Before rising in 2011, the revenue Jacksonville received from the half-cent sales tax declined four years in a row, from a high of $86.8 million in the fiscal year ending Sept. 30, 2006, to $67.6 million for 2010.
The sales tax bonds are rated A1 by Moody’s Investors Service and A by Standard & Poor’s, both with negative outlooks.
The transportation revenue refunding bonds are being issued as $146.9 million of Series A bonds maturing from 2023 to 2031, and $55.4 million of Series B bonds maturing from 2012 to 2023.
The bonds are secured by a half-cent sales tax and a gas tax.
The Series A bonds are refunding all of the city’s 2001 outstanding transportation revenue bonds while Series B bonds are refunding 1997 bonds issued by the state on behalf of the Jacksonville Transportation Authority.
The estimated net present-value savings for the transportation bonds is $22 million, or 9% of refunded debt. Most of the savings will be taken over the first four to five years, according to Moore.
“I think it will help smooth the debt-service structure which is creating cash flow and helping to provide a little flexibility,” he said.
Fitch and Moody’s downgraded the transportation bonds ahead of the deal. Fitch dropped the rating to AA-minus from AA, assignin a stable outlook, and Moody’s slashed the credit to A1 from Aa2 with a negative outlook.
The transportation refunding bonds are rated AA-minus with a negative outlook by Standard & Poor’s.
Fitch’s downgrade is based on a 16.2% decline in pledged revenues between 2010 to 2006, which lowered maximum annual coverage to 1.49 times from 1.78 times.
Collections improved 3% in fiscal 2011 to provide 1.54 times coverage, “but Fitch believes the strength of recovery remains uncertain,” the agency said. “The absence of additional leveraging is also strongly considered in the current rating and outlook.”
Moody’s cited narrow debt-service coverage from “revenue sources that “remain lethargic” despite slight improvement in fiscal 2011.
“Further, the debt structure for the transportation revenue bonds includes an element of vulnerability associated with variable-rate debt (46% of post-refunding par) and swaps, especially given the passive nature of the revenue pledge,” Moody’s analysts wrote.
In addition to Goldman Sachs on next week’s offerings, the syndicate includes CastleOak Securities LP, Loop Capital Markets, Morgan Stanley and Wells Fargo Securities.
Greenberg Traurig PA and Ezell Law Firm PA are co-bond counsel.
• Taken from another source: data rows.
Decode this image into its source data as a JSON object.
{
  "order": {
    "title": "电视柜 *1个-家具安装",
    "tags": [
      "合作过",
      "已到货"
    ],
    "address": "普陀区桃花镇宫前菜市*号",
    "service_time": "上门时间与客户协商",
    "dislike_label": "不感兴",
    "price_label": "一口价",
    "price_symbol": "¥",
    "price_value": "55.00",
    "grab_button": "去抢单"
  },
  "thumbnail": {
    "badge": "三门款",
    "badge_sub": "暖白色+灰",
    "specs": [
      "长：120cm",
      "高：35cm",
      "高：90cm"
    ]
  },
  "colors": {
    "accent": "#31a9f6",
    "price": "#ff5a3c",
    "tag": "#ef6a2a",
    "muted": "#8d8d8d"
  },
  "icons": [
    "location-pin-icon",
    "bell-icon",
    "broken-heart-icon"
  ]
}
Ballard Spahr is underwriters’ counsel.
Jacksonville, in northeast Florida, is a consolidated government and the state’s most populous city with 864,601 people.
When the city merged with Duval County in 1968, its land mass increased to 841 square miles from 39 square miles. The consolidation excluded the town of Baldwin and the cities of Atlantic Beach, Neptune Beach and Jacksonville Beach.
A new Duval County courthouse, expected to open later this year, is a major centerpiece of the Better Jacksonville infrastructure bonds program.